GSK turned down three Unilever bids for the consumer products division it wants to spin off, the most recent of which was worth US$68.19 billion.
The pharmaceutical company has stated that the offer “fundamentally undervalued” the company, which owns brands such as Panadol pain reliever and Sensodyne toothpaste.
According to Reuters, GSK, led by CEO Emma Walmsley, has hired Goldman Sachs and Citigroup to review Unilever’s approach, but it will not engage in talks unless Unilever increases its offer.
Unilever, the owner of brands ranging from Dove soap to Marmite, has been under pressure in recent months under the leadership of Alan Jope, the company’s CEO.
Before the bids were revealed, its share price was nearly a quarter lower than its all-time high for 2019.
GSK intends to spin off its consumer healthcare business by the middle of the year, with former Tesco CEO Sir Dave Lewis set to chair the board. According to some analysts, GSK could seek up to £60 billion (US$81.83 billion) for a takeover.

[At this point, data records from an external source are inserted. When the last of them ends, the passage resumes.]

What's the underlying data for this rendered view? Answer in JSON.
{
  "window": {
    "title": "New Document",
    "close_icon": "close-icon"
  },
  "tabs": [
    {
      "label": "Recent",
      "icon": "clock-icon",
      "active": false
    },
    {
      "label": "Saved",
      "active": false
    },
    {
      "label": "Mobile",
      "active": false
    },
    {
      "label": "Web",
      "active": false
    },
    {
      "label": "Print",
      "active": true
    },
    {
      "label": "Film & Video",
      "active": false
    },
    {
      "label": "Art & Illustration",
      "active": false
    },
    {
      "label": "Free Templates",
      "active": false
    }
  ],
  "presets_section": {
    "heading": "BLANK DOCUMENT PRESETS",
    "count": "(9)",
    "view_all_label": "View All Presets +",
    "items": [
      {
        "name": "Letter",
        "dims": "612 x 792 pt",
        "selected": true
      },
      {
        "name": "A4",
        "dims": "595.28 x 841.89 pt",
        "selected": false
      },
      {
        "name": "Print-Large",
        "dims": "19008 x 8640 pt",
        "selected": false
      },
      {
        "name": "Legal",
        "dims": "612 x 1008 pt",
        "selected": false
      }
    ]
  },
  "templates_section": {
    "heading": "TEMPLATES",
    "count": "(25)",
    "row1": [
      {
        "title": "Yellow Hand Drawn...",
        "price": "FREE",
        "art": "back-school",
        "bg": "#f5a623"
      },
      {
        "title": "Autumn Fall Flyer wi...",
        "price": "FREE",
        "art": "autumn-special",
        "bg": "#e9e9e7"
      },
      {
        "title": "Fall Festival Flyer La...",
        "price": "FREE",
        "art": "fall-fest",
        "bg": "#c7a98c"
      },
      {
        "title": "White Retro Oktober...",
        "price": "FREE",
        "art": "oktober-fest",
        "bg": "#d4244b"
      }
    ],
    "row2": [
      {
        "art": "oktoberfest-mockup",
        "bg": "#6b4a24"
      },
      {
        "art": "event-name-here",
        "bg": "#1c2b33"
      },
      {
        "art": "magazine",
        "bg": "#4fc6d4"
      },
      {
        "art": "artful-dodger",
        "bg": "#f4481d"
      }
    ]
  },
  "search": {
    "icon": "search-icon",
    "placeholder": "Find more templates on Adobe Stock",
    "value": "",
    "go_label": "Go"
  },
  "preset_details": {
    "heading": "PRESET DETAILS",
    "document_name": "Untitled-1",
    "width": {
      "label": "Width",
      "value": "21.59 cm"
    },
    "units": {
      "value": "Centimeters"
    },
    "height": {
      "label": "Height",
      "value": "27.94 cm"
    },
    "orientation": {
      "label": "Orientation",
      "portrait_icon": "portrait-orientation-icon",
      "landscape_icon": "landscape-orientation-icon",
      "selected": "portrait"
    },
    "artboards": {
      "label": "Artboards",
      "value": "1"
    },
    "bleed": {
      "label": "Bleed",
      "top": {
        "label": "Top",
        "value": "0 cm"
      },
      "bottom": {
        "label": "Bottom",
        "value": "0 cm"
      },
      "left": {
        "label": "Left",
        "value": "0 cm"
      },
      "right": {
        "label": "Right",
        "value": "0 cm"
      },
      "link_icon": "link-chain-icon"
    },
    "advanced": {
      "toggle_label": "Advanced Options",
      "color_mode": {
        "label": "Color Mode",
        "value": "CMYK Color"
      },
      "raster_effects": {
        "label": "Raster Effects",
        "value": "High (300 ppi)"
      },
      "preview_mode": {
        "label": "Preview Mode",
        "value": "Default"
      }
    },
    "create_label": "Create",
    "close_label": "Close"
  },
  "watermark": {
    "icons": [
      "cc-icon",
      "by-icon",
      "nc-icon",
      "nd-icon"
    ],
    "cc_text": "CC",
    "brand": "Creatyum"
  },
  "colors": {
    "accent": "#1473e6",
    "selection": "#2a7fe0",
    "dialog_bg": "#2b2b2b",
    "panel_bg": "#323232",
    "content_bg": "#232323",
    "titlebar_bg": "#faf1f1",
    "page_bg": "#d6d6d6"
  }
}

Unilever has said that GSK Consumer Healthcare would be a “strong strategic fit.” It emphasized GSK’s oral care brands, including Aquafresh toothpaste, as well as its vitamins, minerals, and supplements brands, including Centrum, and over-the-counter medicines.
Jope stated that the company would be “a very attractive option” for Unilever, but that it would not be “the only option.”
He emphasized that rather than incurring additional debt, Unilever would fund the health, beauty, and hygiene push by selling slower-growing businesses.
The company stated that it would return to current debt levels relative to its size “in the short to medium term.”
Jope’s remarks came as Unilever rushed out a strategy update focused on investing in “sustainable market growth” and leveraging its already strong presence in emerging markets, where citizens are expected to consume more consumer goods as they become wealthier.
It plans to update investors later this month on a new operating structure that it hopes will improve its performance.
Jope, on the other hand, insisted that these changes would be aimed at making the company easier to manage rather than cutting costs through job losses.
Meanwhile, GlaxoSmithKline (GSK Egypt) has announced that its board of directors has approved the sale of transferred consumer healthcare and intangible assets to GSK Consumer Healthcare Egypt Limited.
According to a statement filed with the Egyptian Exchange, the sale transaction will be carried out in accordance with the fair value (FV) study of the aforementioned assets.
As a result, the board decided to call an extraordinary general meeting (EGM) to discuss the sale of GSK Consumer Healthcare Egypt Limited’s transferred consumer healthcare assets (excluding buildings and machines) and intangible assets.
Furthermore, the board agreed to appoint a new managing director for the company and to determine who has the authority to sign on its behalf.
The board also agreed to appoint GlaxoSmithKline representatives to Amoun Pharmaceutical Industries Company’s board of directors.